As strange as it sounds, when your own behavior is involved, your predictions not only precede sensation, they determine sensation. Thinking of going to the next pattern in a sequence causes a cascading prediction of what you should experience next. As the cascading predition unfolds, it generates the motor commands necessary to fulfil the prediction. Thinking, predicting, and doing are all part of the same unfolding of sequences moving down the cortical hierarchy. (pg. 186)

In other words, action is just a way to bring the world into alignment with the brain’s predictions.

Clark goes on to describe a large body of work that supports these views, particularly from the realm of neuroscience and perceptual science. He also explains how the action-oriented predictive processing scheme unifies the levels of analysis, in that it is a neural implementation of what are actually generative Bayesian models.

Takeaways

I agree with a lot of what Clark says in this article, though there are a few points that I disagree with.

First, “predictive” is not the same as “generative” (though all generative models are predictive, in a sense). Discriminative models are also predictive, in the sense that you receive an input $x$ and predict an output $y$. Generative models, by contrast, can jointly predict $x$ and $y$ simultaneously, making it possible to predict $y$ from $x$ but also the other way around (predicting $x$ from $y$). Thus, generative models have more predictive power in the sense that they can be used to predict more relationships between the data, but that doesn’t mean discriminative models aren’t predictive. Clark uses “predictive” and “generative” interchangeably, but I think that is a mistake.

I definitely agree that having a generative model is incredibly powerful because it allows us to make a priori predictions in the absence of data. However, generative models can be more difficult to learn, and while they may be overall more general, that may come with the cost of a loss of precision for specific prediction tasks. Thus, discriminative models are important, too, and it is almost certainly incorrect to say that the brain never makes use of simple mappings.

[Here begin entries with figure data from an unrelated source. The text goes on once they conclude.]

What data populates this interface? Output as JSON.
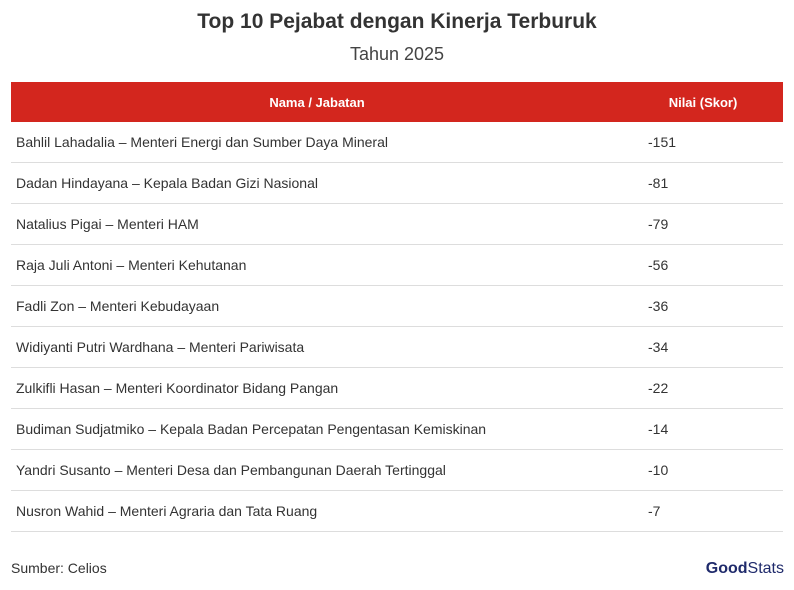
{
  "title": "Top 10 Pejabat dengan Kinerja Terburuk",
  "subtitle": "Tahun 2025",
  "table": {
    "columns": [
      "Nama / Jabatan",
      "Nilai (Skor)"
    ],
    "rows": [
      [
        "Bahlil Lahadalia – Menteri Energi dan Sumber Daya Mineral",
        -151
      ],
      [
        "Dadan Hindayana – Kepala Badan Gizi Nasional",
        -81
      ],
      [
        "Natalius Pigai – Menteri HAM",
        -79
      ],
      [
        "Raja Juli Antoni – Menteri Kehutanan",
        -56
      ],
      [
        "Fadli Zon – Menteri Kebudayaan",
        -36
      ],
      [
        "Widiyanti Putri Wardhana – Menteri Pariwisata",
        -34
      ],
      [
        "Zulkifli Hasan – Menteri Koordinator Bidang Pangan",
        -22
      ],
      [
        "Budiman Sudjatmiko – Kepala Badan Percepatan Pengentasan Kemiskinan",
        -14
      ],
      [
        "Yandri Susanto – Menteri Desa dan Pembangunan Daerah Tertinggal",
        -10
      ],
      [
        "Nusron Wahid – Menteri Agraria dan Tata Ruang",
        -7
      ]
    ]
  },
  "source": "Sumber: Celios",
  "logo": {
    "bold": "Good",
    "light": "Stats"
  }
}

I’m not sure I agree with Clark’s characterization of action. I do like the idea that our minds make predictions, and then we use action to make those predictions come true, but I think it is important to make a distinction between predictions of the generative process in the world (i.e., what is going to happen next in the absence of action) versus predictions of how the default process might change if we were to act on it.

I am also not sure if I agree with the idea that the brain is trying to reduce error, especially since “error” is not a well-defined term. Clark seems to use it in the sense of reducing entropy, but there’s a lot of other ways it could be used. By definition, any type of learning system is trying to optimize some objective function—the “error”—so while technically true, this isn’t really that new of a concept, so I don’t feel that it provides all that much explanatory power.

The more important component of Clark’s argument is that of the large part generative models probably play. Yet, Clark doesn’t go into details about how those models are actually constructed, beyond referring to a few things like the Helmholtz machine. That is where I think the truly difficult problems lie—determining what the generative models are, how we construct them in the first place, and when a generative model is the thing that’s constructed as opposed to a discriminative model. There are particularly difficult questions to be answered in domains where the models must be able to handle incredibly high-dimensional data and parse it into complex, structured models. Saying the brain constructs generative models is a useful starting point (and it’s a starting point that I agree with), but it really doesn’t say anything about what the actual structure of those models is.